If user code cannot possibly know whether an operation blocks or not, then it cannot "cooperate."

> As long as all the functions you call are suspendable, you equally have no idea which one will actually suspend.

First, this is true hypothetically but never in practice. Consider that if code really didn't care about blocking, then why not colour everything in the blocking colour? The answer is that in the coloured mode, compilation and cost of the two colours are very different.

Second, and more importantly, the reason that there are two colours is exactly to enable a cooperative style. While a "blocking" routine may or may not block, a non-blocking one never does and that is the crucial difference. With cooperative multi-tasking the default mode is that of a critical section -- there is no scheduling point unless you explicitly know in advance there might be one and where. With preemptive concurrency the default is the opposite: yielding may happen at any time unless you explicitly enter a critical section. This results in very different coding styles.

Anyway, we're arguing over definitions, so you may want to consult Wikipedia's definitions [1] [2].

[1]: https://en.wikipedia.org/wiki/Cooperative_multitasking

[2]: https://en.wikipedia.org/wiki/Preemption_(computing)#PREEMPT...

1 comments

"processes voluntarily yield control periodically or when idle or logically blocked in order to enable multiple applications to be run concurrently."

This tells me virtual threads (without forced preemption) are cooperative.

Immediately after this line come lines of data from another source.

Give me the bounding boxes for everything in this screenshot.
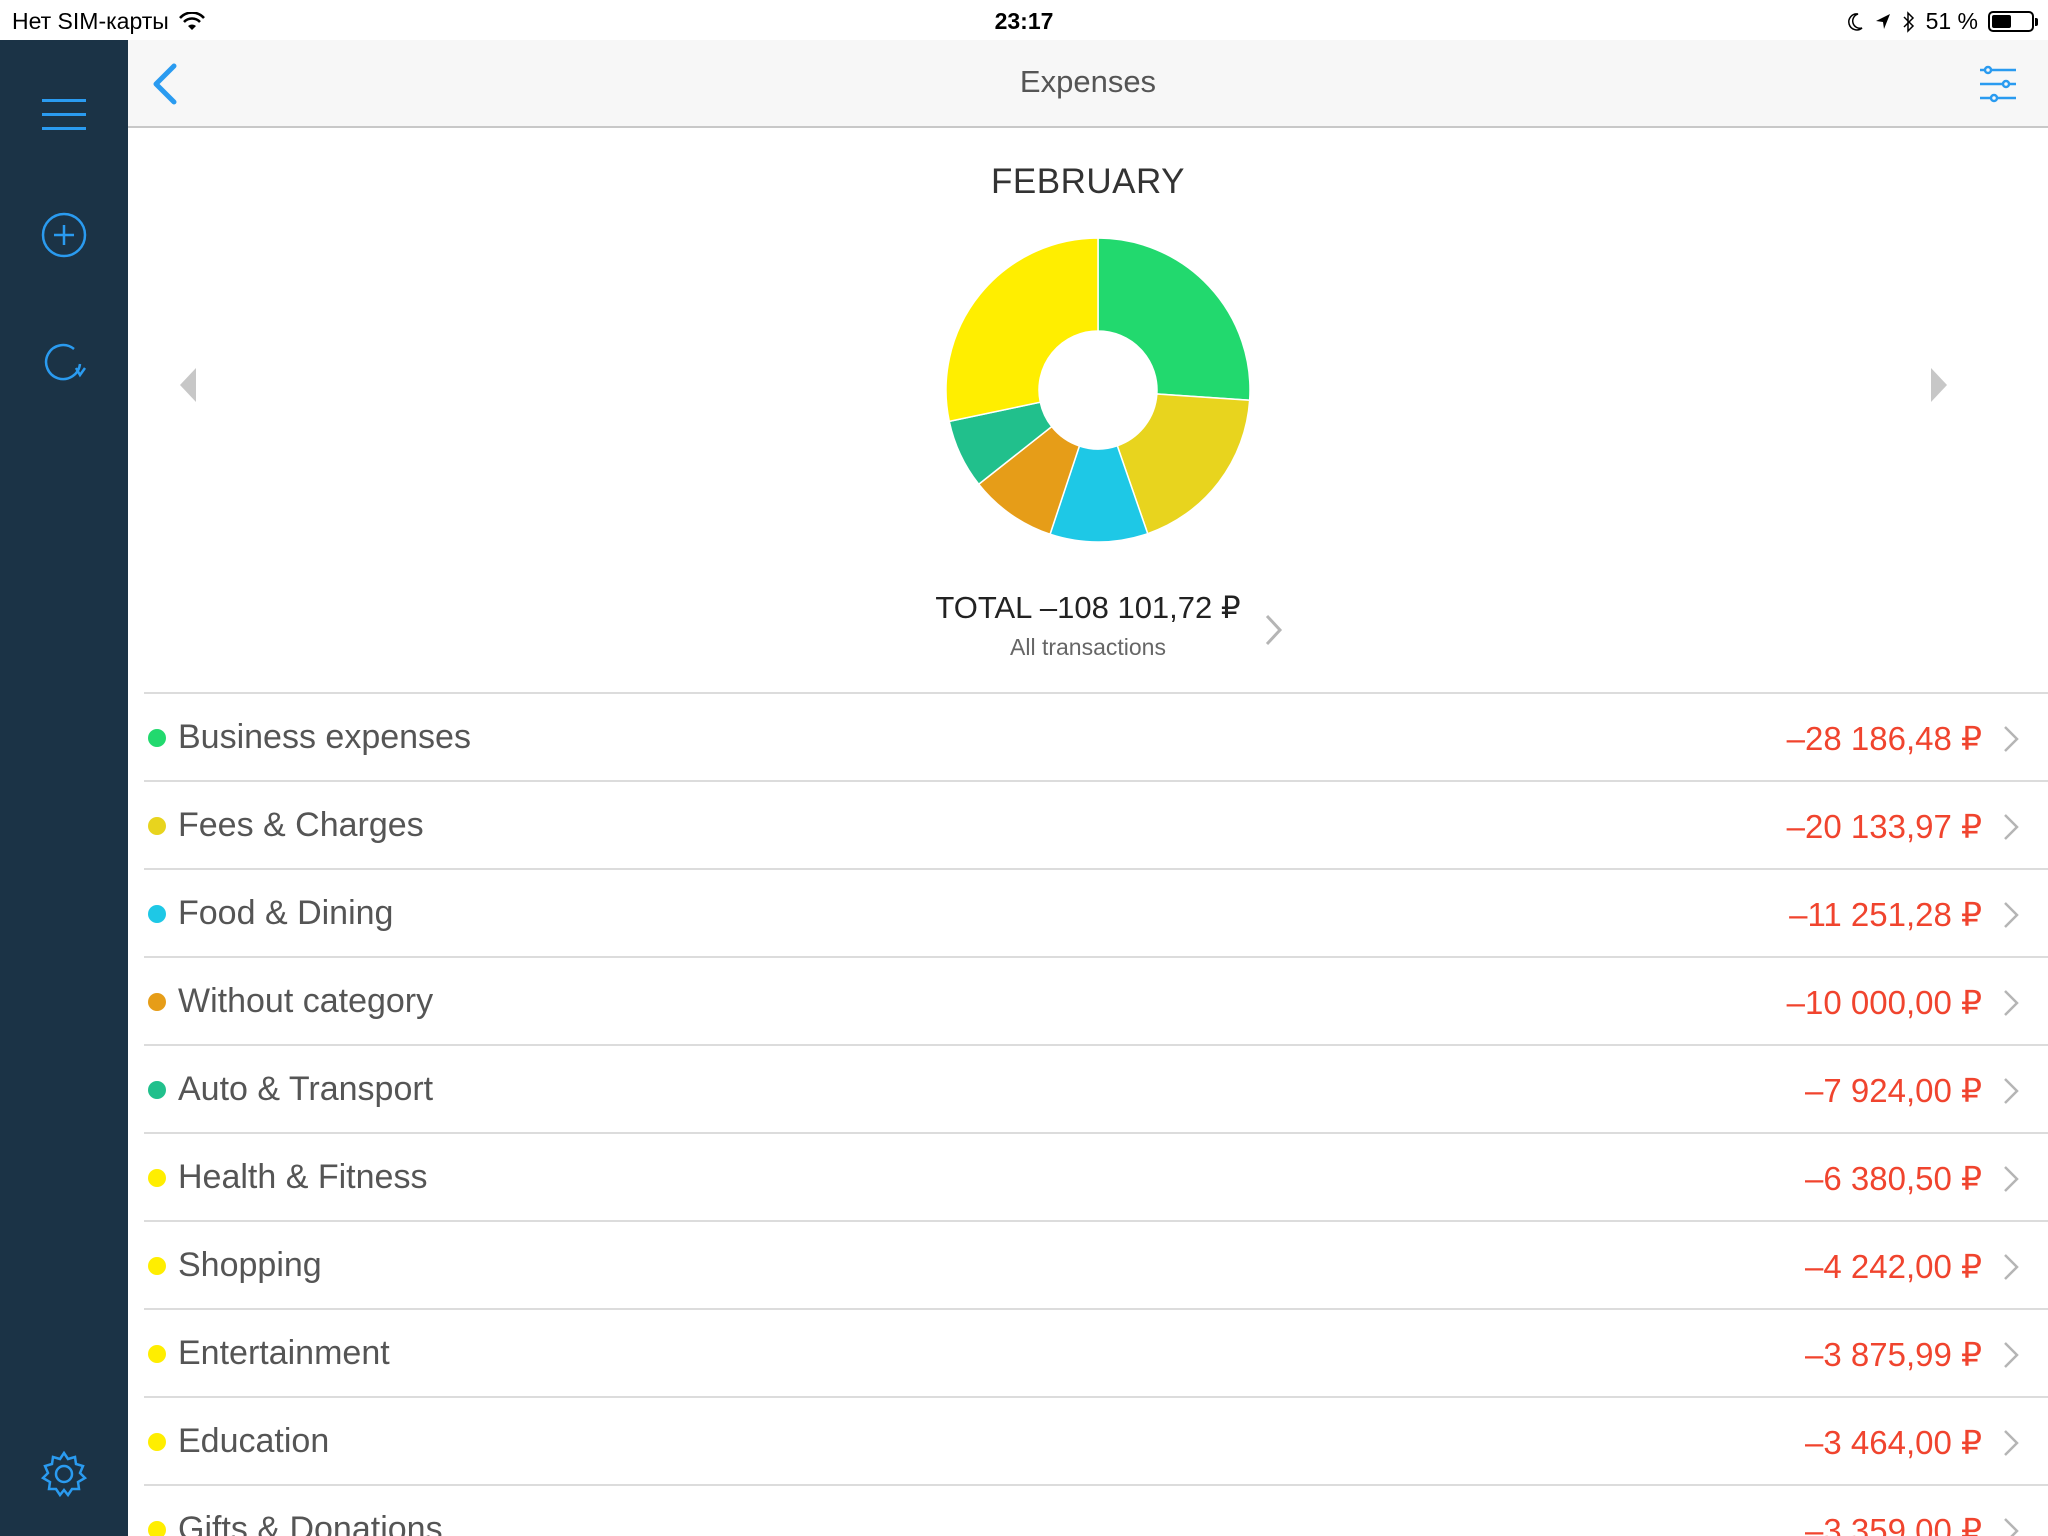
chevron-right-icon — [2004, 1078, 2019, 1104]
moon-icon — [1847, 12, 1863, 31]
total-amount: TOTAL –108 101,72 ₽ — [935, 590, 1241, 625]
category-list: Business expenses –28 186,48 ₽ Fees & Char… — [144, 692, 2048, 1536]
category-amount: –10 000,00 ₽ — [1786, 984, 1982, 1021]
menu-button[interactable] — [34, 85, 94, 145]
category-label: Food & Dining — [178, 894, 394, 932]
status-time: 23:17 — [994, 8, 1054, 34]
chevron-right-icon — [2004, 1342, 2019, 1368]
category-color-dot — [148, 817, 166, 835]
all-transactions-link[interactable]: All transactions — [128, 634, 2048, 661]
filter-button[interactable] — [1976, 62, 2020, 106]
category-row[interactable]: Business expenses –28 186,48 ₽ — [144, 694, 2048, 782]
category-label: Shopping — [178, 1246, 322, 1284]
expenses-donut-chart — [945, 237, 1251, 543]
battery-percent: 51 % — [1925, 8, 1978, 34]
category-row[interactable]: Education –3 464,00 ₽ — [144, 1398, 2048, 1486]
total-summary[interactable]: TOTAL –108 101,72 ₽ All transactions — [128, 590, 2048, 661]
category-color-dot — [148, 1345, 166, 1363]
previous-month-arrow-icon[interactable] — [178, 366, 198, 404]
category-amount: –4 242,00 ₽ — [1805, 1248, 1982, 1285]
add-transaction-button[interactable] — [34, 205, 94, 265]
category-amount: –6 380,50 ₽ — [1805, 1160, 1982, 1197]
category-amount: –11 251,28 ₽ — [1789, 896, 1982, 933]
pie-slice-0 — [1097, 237, 1251, 402]
category-label: Fees & Charges — [178, 806, 424, 844]
category-color-dot — [148, 1169, 166, 1187]
chevron-right-icon — [2004, 726, 2019, 752]
settings-gear-icon — [40, 1450, 88, 1498]
chevron-right-icon — [2004, 814, 2019, 840]
status-bar: Нет SIM-карты 23:17 51 % — [0, 0, 2048, 40]
chevron-right-icon — [2004, 990, 2019, 1016]
category-label: Education — [178, 1422, 330, 1460]
category-row[interactable]: Gifts & Donations –3 359,00 ₽ — [144, 1486, 2048, 1536]
chevron-right-icon — [2004, 902, 2019, 928]
category-color-dot — [148, 1521, 166, 1536]
navigation-bar: Expenses — [128, 40, 2048, 128]
chevron-right-icon — [2004, 1166, 2019, 1192]
category-amount: –20 133,97 ₽ — [1786, 808, 1982, 845]
page-title: Expenses — [1019, 64, 1157, 99]
sync-icon — [44, 343, 87, 381]
sidebar — [0, 40, 128, 1536]
category-color-dot — [148, 1081, 166, 1099]
sliders-icon — [1980, 65, 2016, 103]
main-content: Expenses FEBRUARY TOTAL –108 101,72 ₽ Al… — [128, 40, 2048, 1536]
category-label: Business expenses — [178, 718, 471, 756]
category-label: Auto & Transport — [178, 1070, 434, 1108]
category-label: Health & Fitness — [178, 1158, 428, 1196]
category-row[interactable]: Fees & Charges –20 133,97 ₽ — [144, 782, 2048, 870]
category-amount: –7 924,00 ₽ — [1805, 1072, 1982, 1109]
category-row[interactable]: Without category –10 000,00 ₽ — [144, 958, 2048, 1046]
category-row[interactable]: Health & Fitness –6 380,50 ₽ — [144, 1134, 2048, 1222]
next-month-arrow-icon[interactable] — [1929, 366, 1949, 404]
category-label: Without category — [178, 982, 434, 1020]
category-amount: –3 875,99 ₽ — [1805, 1336, 1982, 1373]
pie-slice-5 — [945, 237, 1099, 423]
chevron-right-icon — [2004, 1254, 2019, 1280]
category-row[interactable]: Food & Dining –11 251,28 ₽ — [144, 870, 2048, 958]
chevron-right-icon — [2004, 1518, 2019, 1536]
settings-button[interactable] — [34, 1444, 94, 1504]
category-color-dot — [148, 993, 166, 1011]
category-label: Gifts & Donations — [178, 1510, 443, 1536]
category-color-dot — [148, 729, 166, 747]
category-color-dot — [148, 1257, 166, 1275]
category-row[interactable]: Shopping –4 242,00 ₽ — [144, 1222, 2048, 1310]
category-row[interactable]: Entertainment –3 875,99 ₽ — [144, 1310, 2048, 1398]
battery-level — [1992, 15, 2012, 28]
category-row[interactable]: Auto & Transport –7 924,00 ₽ — [144, 1046, 2048, 1134]
bluetooth-icon — [1903, 10, 1914, 33]
category-color-dot — [148, 905, 166, 923]
chevron-right-icon — [2004, 1430, 2019, 1456]
category-color-dot — [148, 1433, 166, 1451]
sync-button[interactable] — [34, 332, 94, 392]
month-title: FEBRUARY — [991, 162, 1185, 201]
category-amount: –28 186,48 ₽ — [1786, 720, 1982, 757]
battery-icon — [1988, 11, 2038, 32]
category-label: Entertainment — [178, 1334, 390, 1372]
menu-icon — [42, 99, 86, 130]
chevron-right-icon[interactable] — [1264, 612, 1284, 648]
add-circle-icon — [41, 212, 87, 258]
location-arrow-icon — [1875, 13, 1890, 29]
category-amount: –3 359,00 ₽ — [1805, 1512, 1982, 1536]
category-amount: –3 464,00 ₽ — [1805, 1424, 1982, 1461]
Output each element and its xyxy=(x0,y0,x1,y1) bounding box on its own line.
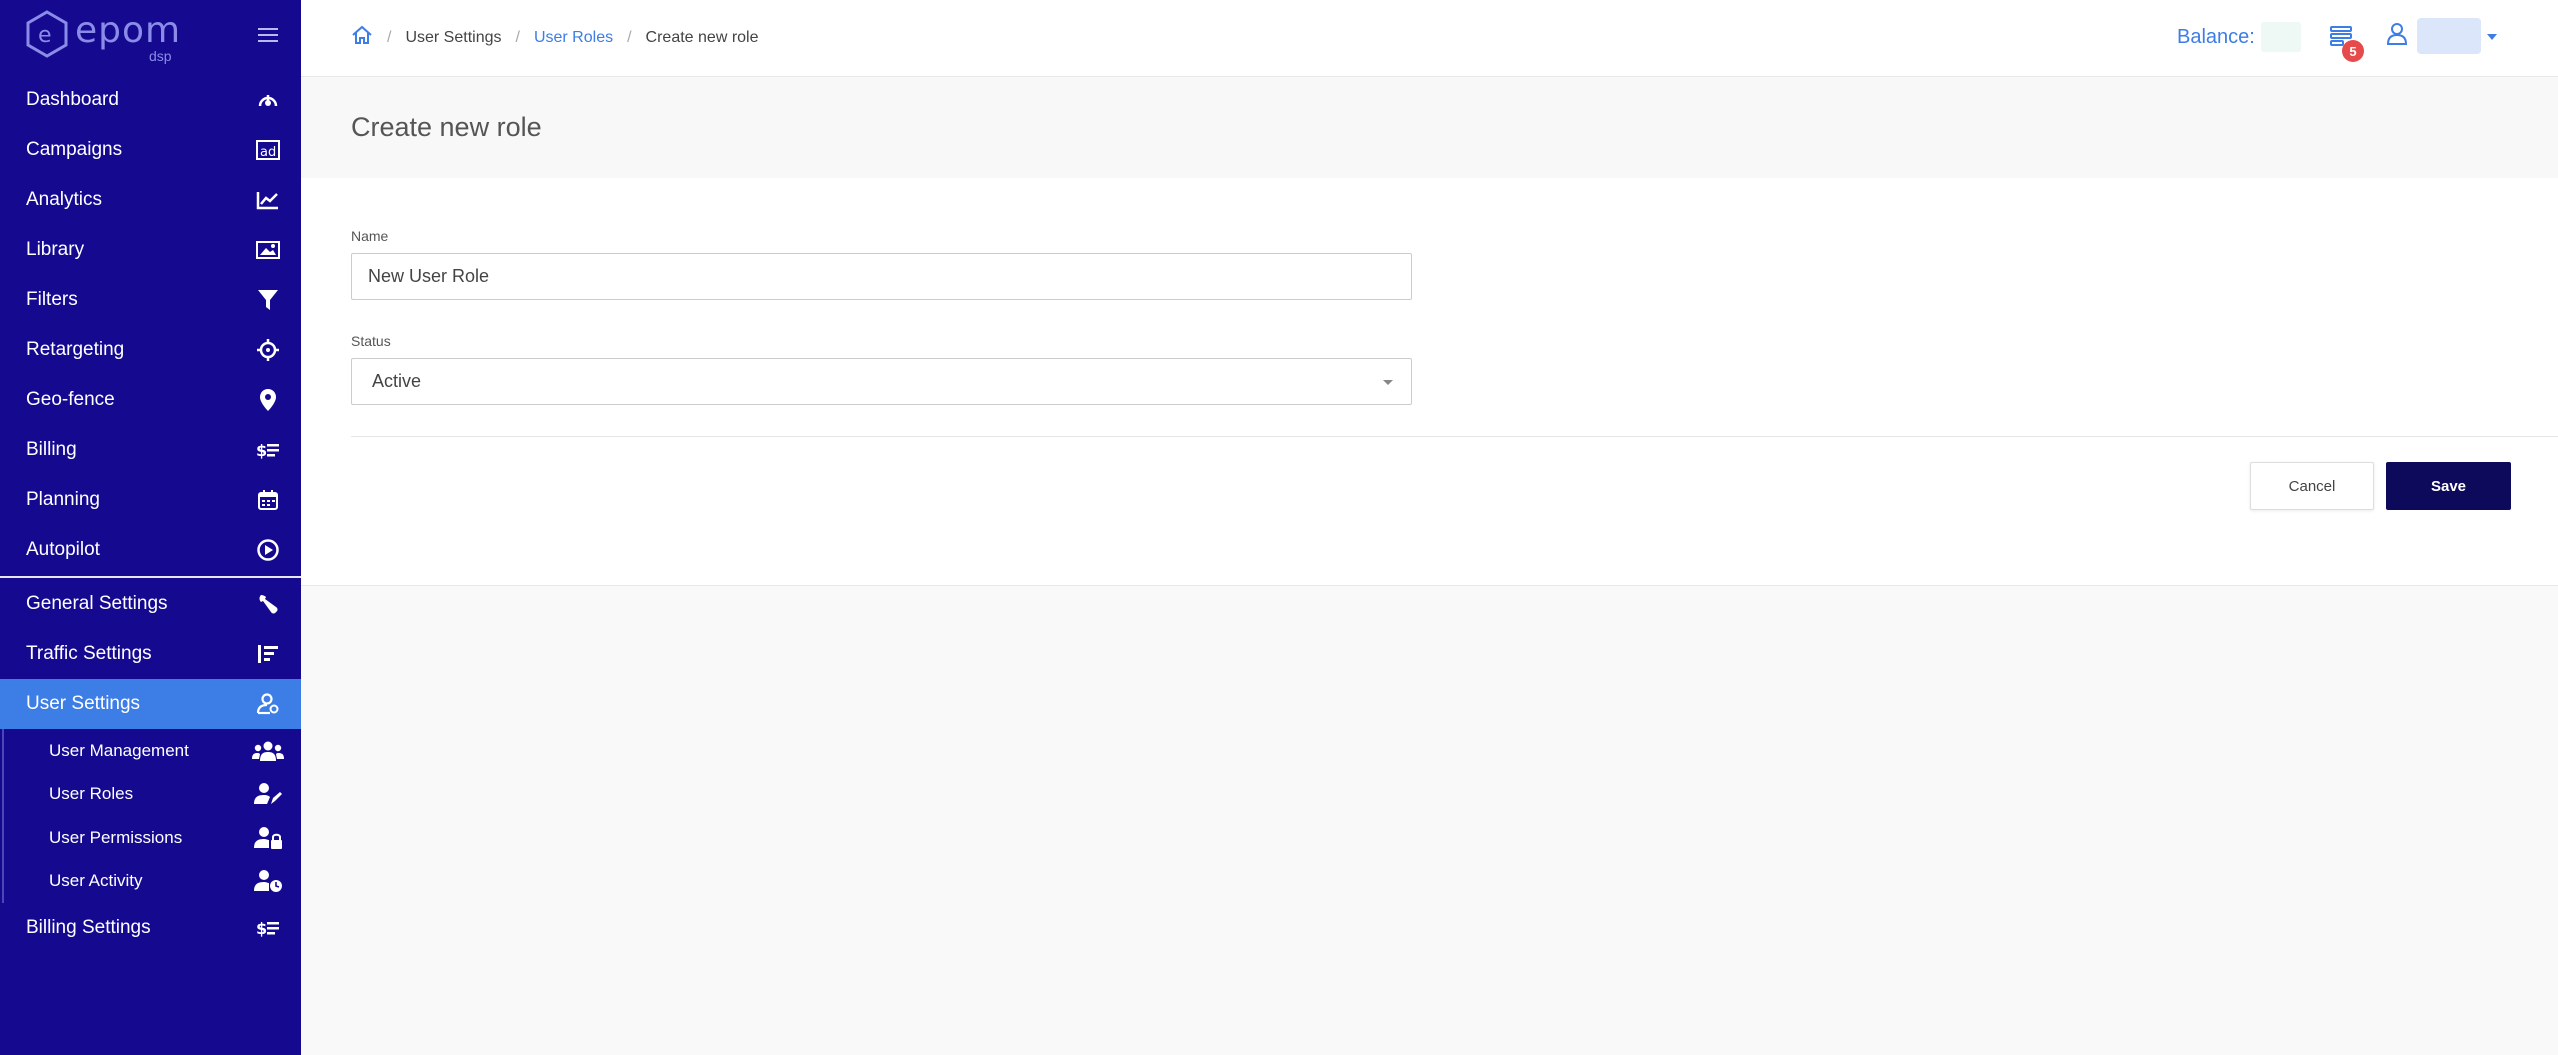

Virtual threads do not do it voluntarily. They have no knowledge or control over where they might yield. Without forced preemption, I guess you can say that as long as they don't call into the JDK in any way (including e.g. throwing exceptions) or any third-party library then they shouldn't normally expect to yield, but I don't count calling any code you haven't personally written "voluntarily yielding".

We call them preemptive with or without forced preemption -- in line, I think, with the definitions on Wikipedia -- but whatever you choose call them, the concurrency programming style is the same as that with threads today or Go's goroutines, and is different from the style of C#/JS's async/await, Kotlin's coroutines, or more explicit async code, all of which result in user code relying on knowing where yield points (possibly) are (i.e. "critical section" by default). BTW, even with OS threads, when you run transaction-handling code, as opposed to long-running computation, time-sharing preemption is the exception rather than the rule.

I think the distinction is pretty clear: either the mechanism requires cooperation by the application thread (which typically initiates the yield at a compiled-in, predefined point), or it doesn't and the runtime environment preempts it from the outside.

Virtual threads are of the former kind. (At least as long as we don't involve the forced preemption feature).

Virtual threads are not cooperative, and OS threads that process transactions are also normally preempted almost exclusively at syscalls initiated by the thread, but I can't stop you from calling them that. The important thing to remember is that you program them like OS threads or Go goroutines or Erlang processes ("interleaving can happen anywhere unless I forbid it") and not like async/await or Kotlin's coroutines or asynchronous code or Windows 3.0 ("interleaving can only happen at certain allowed, known points"), whatever you want to call these two styles.
I concur with your point about the programming model and style, but I do also maintain that "cooperative" vs. "preemptive" is not about that difference. It is a technical difference on how the system interleaves threads and whether it needs cooperation from the code running on them, and not on the programming model and critical sections.

For the distinction you have in mind, I see the terms "colored" vs. "non-colored functions" to be used the most, and they are both within the "cooperative multithreading" space.